まずは出家であるが、恋愛説などもあるが、その理由は本人もあまり語らず、推測の域を出ないという。そして出家前から親しんでいた初期の和歌からは、彼が若い頃から蹴鞠や桜といった日本の情緒を愛好したことを知ることができるという。そして人生で繰り返した多くの旅とその過程で読まれた歌。当時の旅は大きな困難を伴うものであったことから、「気ままな人生」とは書いたが、ある種の「修行」であったということではある。西行の奥州への旅は、半世紀後、同じ地域を回った芭蕉の「奥の細道」でも言及されているということである。そうした旅を含めた自然への愛情や、修験道の本山である大峰山(今回初めて知った名前であるが奈良県の最高峰で、現在でもここでの修行が行われているということである)での厳しい修行の様子など。面白いのは「地獄絵を見て」と題された27首の連作があるということであるが、これはボッシュが絵画で表現したものを、日本人は和歌で表現したという理解ができるように思われる。

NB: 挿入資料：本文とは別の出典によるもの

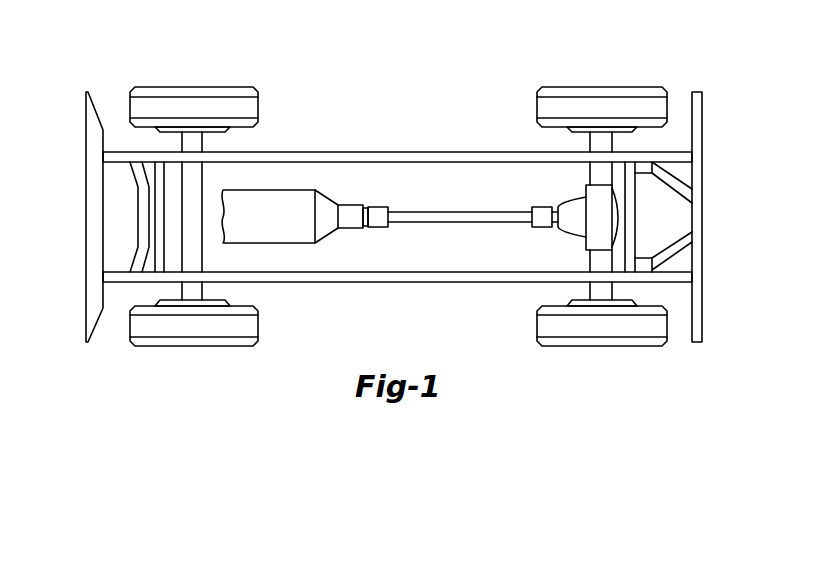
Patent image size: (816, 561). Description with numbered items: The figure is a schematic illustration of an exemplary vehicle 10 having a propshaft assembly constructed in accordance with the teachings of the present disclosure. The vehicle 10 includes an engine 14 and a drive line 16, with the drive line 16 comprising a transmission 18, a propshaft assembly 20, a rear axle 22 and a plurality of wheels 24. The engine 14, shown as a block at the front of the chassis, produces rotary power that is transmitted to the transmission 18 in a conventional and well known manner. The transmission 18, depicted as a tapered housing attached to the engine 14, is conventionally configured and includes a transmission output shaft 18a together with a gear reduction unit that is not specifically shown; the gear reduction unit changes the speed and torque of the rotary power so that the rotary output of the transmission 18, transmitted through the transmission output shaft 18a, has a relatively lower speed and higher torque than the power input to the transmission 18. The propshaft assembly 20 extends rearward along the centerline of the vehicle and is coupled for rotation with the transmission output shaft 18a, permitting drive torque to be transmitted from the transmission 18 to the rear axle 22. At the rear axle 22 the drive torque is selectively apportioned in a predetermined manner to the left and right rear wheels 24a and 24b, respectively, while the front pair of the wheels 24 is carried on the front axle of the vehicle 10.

The vehicle 10 is at (357, 98).
The engine 14 is at (289, 233).
The drive line 16 is at (359, 246).
The transmission 18 is at (332, 203).
The transmission output shaft 18a is at (367, 205).
The propshaft assembly 20 is at (483, 207).
The rear axle 22 is at (580, 242).
The wheels 24 is at (170, 350).
The left rear wheel 24a is at (548, 322).
The right rear wheel 24b is at (601, 98).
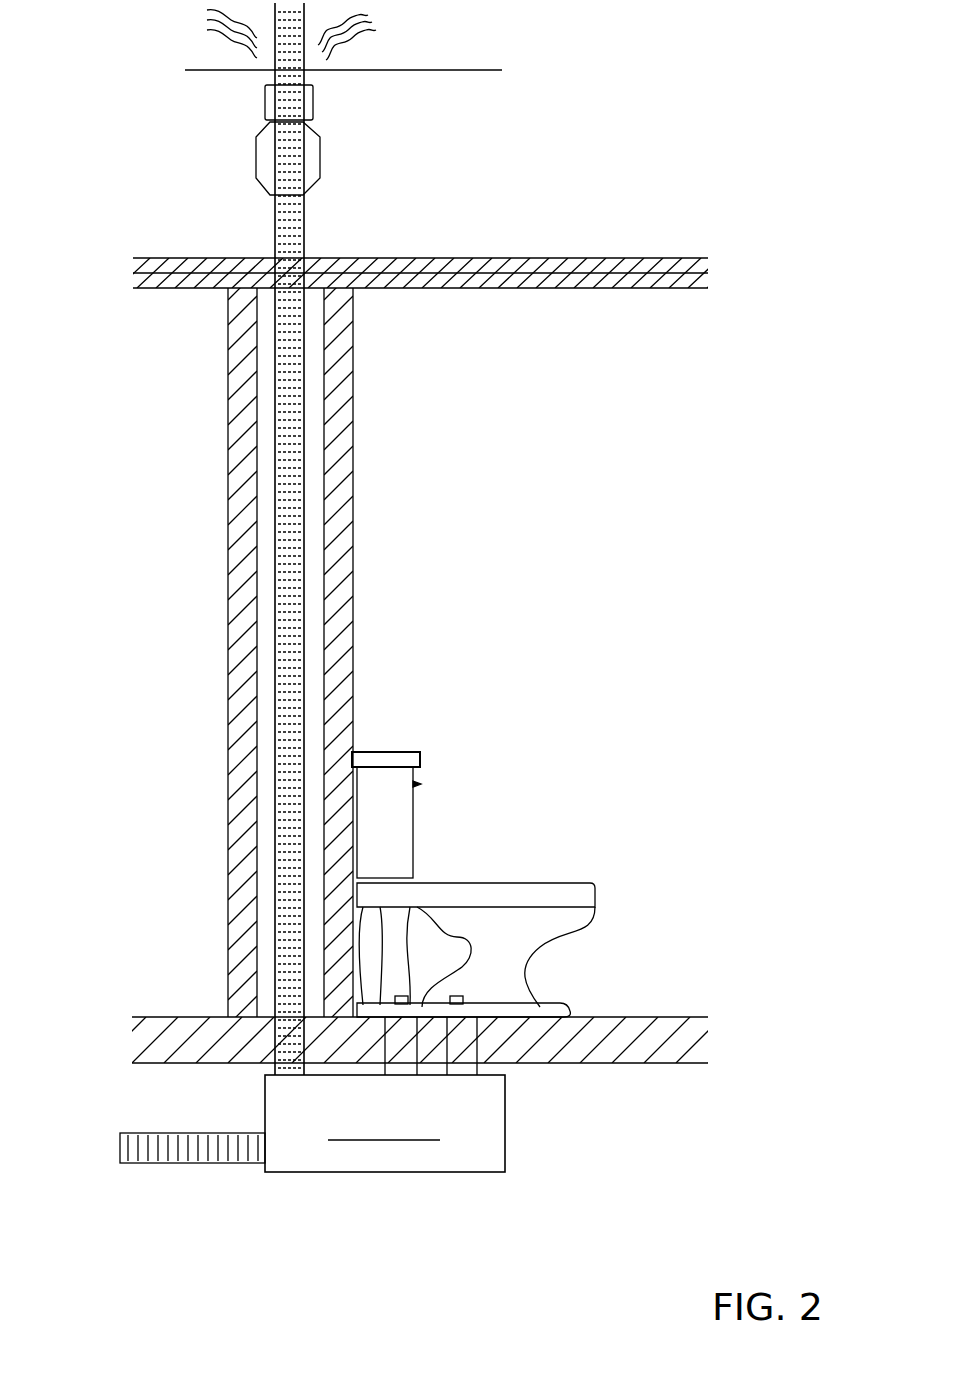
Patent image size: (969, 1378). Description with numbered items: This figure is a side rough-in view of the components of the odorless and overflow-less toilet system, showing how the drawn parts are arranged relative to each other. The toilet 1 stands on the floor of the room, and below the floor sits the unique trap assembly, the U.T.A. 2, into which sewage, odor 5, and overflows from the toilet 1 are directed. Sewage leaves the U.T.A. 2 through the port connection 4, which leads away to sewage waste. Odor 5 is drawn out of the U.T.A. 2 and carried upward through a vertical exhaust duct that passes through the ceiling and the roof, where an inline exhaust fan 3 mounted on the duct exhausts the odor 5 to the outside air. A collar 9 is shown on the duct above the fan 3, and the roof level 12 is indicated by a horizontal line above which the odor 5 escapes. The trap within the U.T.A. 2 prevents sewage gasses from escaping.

The toilet 1 is at (518, 862).
The unique trap assembly (U.T.A.) 2 is at (405, 1172).
The inline exhaust fan 3 is at (335, 172).
The port connection 4 is at (108, 1147).
The odor 5 is at (378, 27).
The collar 9 is at (323, 100).
The roof level 12 is at (517, 70).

前述のとおり平清盛とは同年生まれで若い頃は面識もあったようだ。そして西行が平家に対しての親愛の情が深く、その後権力を握った源氏に対しては、頼朝と会ったこともあるが好感を持てなかったとされている。また仏門に入ったにも関わらず、伊勢神宮などには度々参拝した折に読んだ歌も多く残しており、日本人の神仏混交を体現しているという指摘も見られる。そして、晩年の、自分の秀歌を選んで奉納するといった「終活」から、69歳での最後の奥州への旅と、72歳での静かな死(示寂)。「示寂」というのが、「菩薩(ぼさつ)や有徳(うとく)の僧の死」を意味していることも、今回初めて知った。そして、同時代の歌人藤原定家と西行の比較や、定家が百人一首に、西行の多くの歌の中から選んだ「歎けとて月やはものを思はする かこち顔なるわが涙かな」を選んだ理由など。かつて少年時代に百人一首に親しんだ私も、意味は分からなかったが、この歌を覚えている。これが西行の歌であることは今回初めて認識したのであった。そして本の最後は、前にも記したが、西行の軌跡を追って約500年後に奥州を旅し「奥の細道」を著した芭蕉など、西行が後世の歌人たちの及ぼした影響を語ることになる。

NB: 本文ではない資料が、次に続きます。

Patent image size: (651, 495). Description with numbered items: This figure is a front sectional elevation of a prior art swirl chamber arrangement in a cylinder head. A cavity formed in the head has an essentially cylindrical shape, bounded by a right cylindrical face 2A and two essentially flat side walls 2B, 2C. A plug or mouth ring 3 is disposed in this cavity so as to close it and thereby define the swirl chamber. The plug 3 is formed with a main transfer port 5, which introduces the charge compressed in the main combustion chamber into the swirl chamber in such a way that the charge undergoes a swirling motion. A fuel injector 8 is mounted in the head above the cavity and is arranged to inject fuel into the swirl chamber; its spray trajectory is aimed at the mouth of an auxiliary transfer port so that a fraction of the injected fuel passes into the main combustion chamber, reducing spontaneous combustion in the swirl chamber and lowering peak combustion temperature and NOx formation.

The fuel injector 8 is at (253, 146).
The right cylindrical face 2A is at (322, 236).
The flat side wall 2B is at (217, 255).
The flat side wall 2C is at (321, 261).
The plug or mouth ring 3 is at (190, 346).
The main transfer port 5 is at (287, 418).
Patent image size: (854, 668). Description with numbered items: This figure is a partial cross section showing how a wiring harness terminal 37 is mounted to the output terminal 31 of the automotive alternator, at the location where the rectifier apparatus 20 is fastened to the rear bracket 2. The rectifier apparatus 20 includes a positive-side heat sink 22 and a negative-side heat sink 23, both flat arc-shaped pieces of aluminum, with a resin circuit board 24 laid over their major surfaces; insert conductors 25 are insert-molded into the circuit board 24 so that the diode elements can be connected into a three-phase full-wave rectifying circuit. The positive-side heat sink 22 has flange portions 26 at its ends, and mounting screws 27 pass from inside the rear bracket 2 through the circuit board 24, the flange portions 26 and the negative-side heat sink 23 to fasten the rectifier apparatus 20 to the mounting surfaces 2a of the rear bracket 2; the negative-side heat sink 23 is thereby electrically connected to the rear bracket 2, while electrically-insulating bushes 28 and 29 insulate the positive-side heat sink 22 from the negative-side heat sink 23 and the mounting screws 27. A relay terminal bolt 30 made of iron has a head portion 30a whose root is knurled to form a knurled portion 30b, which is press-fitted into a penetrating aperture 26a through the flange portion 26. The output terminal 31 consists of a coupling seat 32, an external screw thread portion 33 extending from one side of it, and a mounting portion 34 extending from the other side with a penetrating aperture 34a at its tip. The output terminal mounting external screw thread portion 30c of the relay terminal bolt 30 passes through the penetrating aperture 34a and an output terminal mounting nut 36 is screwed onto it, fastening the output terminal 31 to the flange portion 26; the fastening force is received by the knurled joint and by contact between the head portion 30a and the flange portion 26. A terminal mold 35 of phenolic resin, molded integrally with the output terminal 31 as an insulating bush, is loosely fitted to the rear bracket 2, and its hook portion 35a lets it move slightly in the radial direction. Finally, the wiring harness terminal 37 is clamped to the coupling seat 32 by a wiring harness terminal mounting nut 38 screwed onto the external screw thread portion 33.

日経新聞に掲載された本書の書評で、詩人の小池昌代が、「本書には、西行を読む人(著者)の静かな情熱を読む感動もある」と記している。確かに、これだけ多くの歌を、夫々が読まれた状況を踏まえながら、味わっていく姿は、「静かな情熱」と言うにふさわしい。他方、私の様に、そこまでこうした歌に思い入れのない人間から見ると、その姿勢はマニアックすぎて、途中でやや飽きてしまう。そんなことで、途中の和歌の解釈の幾つかは飛ばし読みしたにも関わらず、読了する迄結構時間がかかってしまった。私の読書傾向とは全く異なるこうした著作に接したというのも何かの縁であることを感じながら、そうした縁がなければ読むことのなかった著作であった。